There’s no way to find out what works for you without experiencing it.  You can’t figure it out by reading about it or talking to other people.  Your experiences will never be the same as theirs.

You have to get out there, take action, see how different things feel to you and take the next step from there.

If you order a dish at a restaurant that ends up tasting like crap, do you sit there and eat the whole thing?  I hope not.

It’s the same with your experiences.  Try something and, if it sucks, stop doing it and make a different choice.  This applies to everything from a pottery class to long-standing careers.

If you’ve spent fifteen years as a lawyer and it’s now sucking the life out of you, stop doing it.  Just because you went through law school and spent all this time on a career that no longer supports you does NOT mean that you have to be unhappy doing it the rest of your life.

Cut your losses and move on.  In this case, you’re using fifteen years of your past to kill the next forty  years of your future.

Moving away from things that no longer serve you does not make you a failure.  In my book, it makes you smart.

Making Change More Manageable With a Change of Attitude

If all this change stuff is still too much for you, consider changing your approach and your attitude about the things you do now.

Fifteen years ago I dropped out of Corporate America because I couldn’t see myself doing what I was doing for the rest of my life.

I took a couple years off going to Costa Rica, driving across the country, going to outfitting school, managing a dude ranch, playing with wolves, training horses and managing a herd of horses.

After all that I realized that I wanted to keep pieces of that in my life but I needed to make significantly more money in order to live my life in my own unique way.

So I got a corporate job.  This may appear to be backtracking and giving up on my dreams.  Quite the contrary.  I had a bigger picture, a bigger story for myself and that job was a way to get my dream.

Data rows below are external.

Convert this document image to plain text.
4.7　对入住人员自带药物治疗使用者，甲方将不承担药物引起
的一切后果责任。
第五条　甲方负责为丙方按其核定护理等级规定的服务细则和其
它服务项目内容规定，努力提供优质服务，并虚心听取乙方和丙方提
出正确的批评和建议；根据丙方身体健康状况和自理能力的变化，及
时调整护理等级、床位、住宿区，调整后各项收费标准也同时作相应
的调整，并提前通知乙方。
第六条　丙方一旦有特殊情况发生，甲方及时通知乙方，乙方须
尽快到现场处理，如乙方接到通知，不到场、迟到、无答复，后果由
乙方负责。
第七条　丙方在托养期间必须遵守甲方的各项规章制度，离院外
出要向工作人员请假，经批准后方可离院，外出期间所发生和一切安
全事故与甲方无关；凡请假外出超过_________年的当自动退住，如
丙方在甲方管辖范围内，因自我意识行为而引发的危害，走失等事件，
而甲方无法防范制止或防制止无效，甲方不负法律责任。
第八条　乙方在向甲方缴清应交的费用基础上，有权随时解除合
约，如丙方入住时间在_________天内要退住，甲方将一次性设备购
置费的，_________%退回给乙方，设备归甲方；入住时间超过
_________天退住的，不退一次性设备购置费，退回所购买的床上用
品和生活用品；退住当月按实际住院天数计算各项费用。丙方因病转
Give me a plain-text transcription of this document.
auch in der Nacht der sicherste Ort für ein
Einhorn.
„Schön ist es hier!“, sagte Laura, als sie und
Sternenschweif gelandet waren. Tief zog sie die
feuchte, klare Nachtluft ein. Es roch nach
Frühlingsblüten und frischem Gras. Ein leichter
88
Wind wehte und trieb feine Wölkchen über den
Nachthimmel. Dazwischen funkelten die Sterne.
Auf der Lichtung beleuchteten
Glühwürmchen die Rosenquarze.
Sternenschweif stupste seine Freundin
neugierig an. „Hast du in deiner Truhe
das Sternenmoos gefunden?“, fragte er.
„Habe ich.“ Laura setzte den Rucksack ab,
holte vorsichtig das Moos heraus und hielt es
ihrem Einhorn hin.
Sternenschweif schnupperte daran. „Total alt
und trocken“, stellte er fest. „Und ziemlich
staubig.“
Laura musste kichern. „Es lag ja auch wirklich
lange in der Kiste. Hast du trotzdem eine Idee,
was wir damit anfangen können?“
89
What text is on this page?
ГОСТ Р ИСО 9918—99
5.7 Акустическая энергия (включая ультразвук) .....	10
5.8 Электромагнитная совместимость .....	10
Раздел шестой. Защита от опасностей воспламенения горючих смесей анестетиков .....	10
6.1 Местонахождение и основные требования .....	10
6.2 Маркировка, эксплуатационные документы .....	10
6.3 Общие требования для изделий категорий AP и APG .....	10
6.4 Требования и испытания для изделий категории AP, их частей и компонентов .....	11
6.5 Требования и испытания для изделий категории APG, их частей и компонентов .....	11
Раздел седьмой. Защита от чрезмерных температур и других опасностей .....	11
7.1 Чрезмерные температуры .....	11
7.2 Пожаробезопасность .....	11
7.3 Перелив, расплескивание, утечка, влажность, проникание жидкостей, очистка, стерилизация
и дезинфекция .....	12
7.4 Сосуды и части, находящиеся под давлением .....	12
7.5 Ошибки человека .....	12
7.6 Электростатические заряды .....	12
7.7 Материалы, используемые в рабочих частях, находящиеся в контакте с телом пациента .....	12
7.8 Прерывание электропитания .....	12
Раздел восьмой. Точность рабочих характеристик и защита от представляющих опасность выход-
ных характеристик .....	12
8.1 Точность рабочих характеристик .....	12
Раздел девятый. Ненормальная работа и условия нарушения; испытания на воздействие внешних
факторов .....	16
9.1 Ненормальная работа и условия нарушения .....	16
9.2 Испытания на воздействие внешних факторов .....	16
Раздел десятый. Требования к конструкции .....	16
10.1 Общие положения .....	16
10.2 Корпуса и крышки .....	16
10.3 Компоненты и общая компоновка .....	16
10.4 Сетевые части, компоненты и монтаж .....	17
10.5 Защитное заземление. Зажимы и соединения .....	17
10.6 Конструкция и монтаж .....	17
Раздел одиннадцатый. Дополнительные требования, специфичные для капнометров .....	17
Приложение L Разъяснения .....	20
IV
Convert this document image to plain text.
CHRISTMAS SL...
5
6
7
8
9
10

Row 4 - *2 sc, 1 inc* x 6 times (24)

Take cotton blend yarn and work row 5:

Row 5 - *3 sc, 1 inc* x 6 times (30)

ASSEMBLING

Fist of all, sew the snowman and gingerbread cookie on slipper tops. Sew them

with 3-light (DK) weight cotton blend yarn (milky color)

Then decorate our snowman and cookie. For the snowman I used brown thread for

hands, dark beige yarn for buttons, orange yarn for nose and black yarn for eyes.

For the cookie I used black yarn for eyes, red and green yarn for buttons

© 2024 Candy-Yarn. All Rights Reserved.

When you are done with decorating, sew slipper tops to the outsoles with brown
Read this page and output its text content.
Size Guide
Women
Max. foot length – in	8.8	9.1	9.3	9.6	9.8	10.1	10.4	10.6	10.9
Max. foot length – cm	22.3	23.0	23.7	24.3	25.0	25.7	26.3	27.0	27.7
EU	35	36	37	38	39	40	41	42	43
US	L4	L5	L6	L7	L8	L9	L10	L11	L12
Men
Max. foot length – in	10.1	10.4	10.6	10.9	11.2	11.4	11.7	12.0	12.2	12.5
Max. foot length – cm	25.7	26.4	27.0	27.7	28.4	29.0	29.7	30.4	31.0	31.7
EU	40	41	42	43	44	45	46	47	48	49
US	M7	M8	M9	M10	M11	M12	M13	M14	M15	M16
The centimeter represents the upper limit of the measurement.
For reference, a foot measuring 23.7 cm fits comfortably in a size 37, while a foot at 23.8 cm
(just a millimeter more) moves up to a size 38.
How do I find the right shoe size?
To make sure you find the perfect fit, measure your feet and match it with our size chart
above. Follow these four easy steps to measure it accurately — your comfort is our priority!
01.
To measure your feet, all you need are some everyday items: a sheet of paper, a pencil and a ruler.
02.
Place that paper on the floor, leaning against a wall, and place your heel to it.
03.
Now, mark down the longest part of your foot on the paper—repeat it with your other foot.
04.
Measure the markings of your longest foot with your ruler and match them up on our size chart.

I knew that I couldn’t see my job as drudgery if I was going to be happy.  I changed how I interpreted my experience.  Instead of thinking of the job as “crunching numbers,” I saw how I could help the people I worked with accomplish their dreams.  I felt how I was contributing and making a difference, not only in the company but in people’s lives.

I make it a point to connect with people on a deeper level because I think that’s really what life is about.  It’s hard to understand how to contribute without making those connections.

I make these connections in everything I do – my job, my blog and my other interactions with people.  Because of this, I find joy in almost everything I do.

Viktor Frankl took this approach when he was subjected to the horrors of living in a concentration camp in World War II.  It’s what kept him alive.  If it can work in situations like that, imagine what it can do for you in your life.

You Can’t Fail

You’re never trapped.

You always have options.

It’s up to you how subtle or dramatic you want to make changes in your life.

No matter what you do, you can’t fail.  Failure is a faulty concept that doesn’t serve anyone.

Failure is making the choice to stop experimenting in life because you’re not meeting someone else’s expectations.

Failure is a way for someone else to instill enough fear in you to keep you from making the changes that they’re afraid you’ll make.  If you make those changes, the other person will feel threatened.  Whose life are you living?

Play.  Experiment.  Order the whole menu and see what you like the best.  You’ll never know until you try.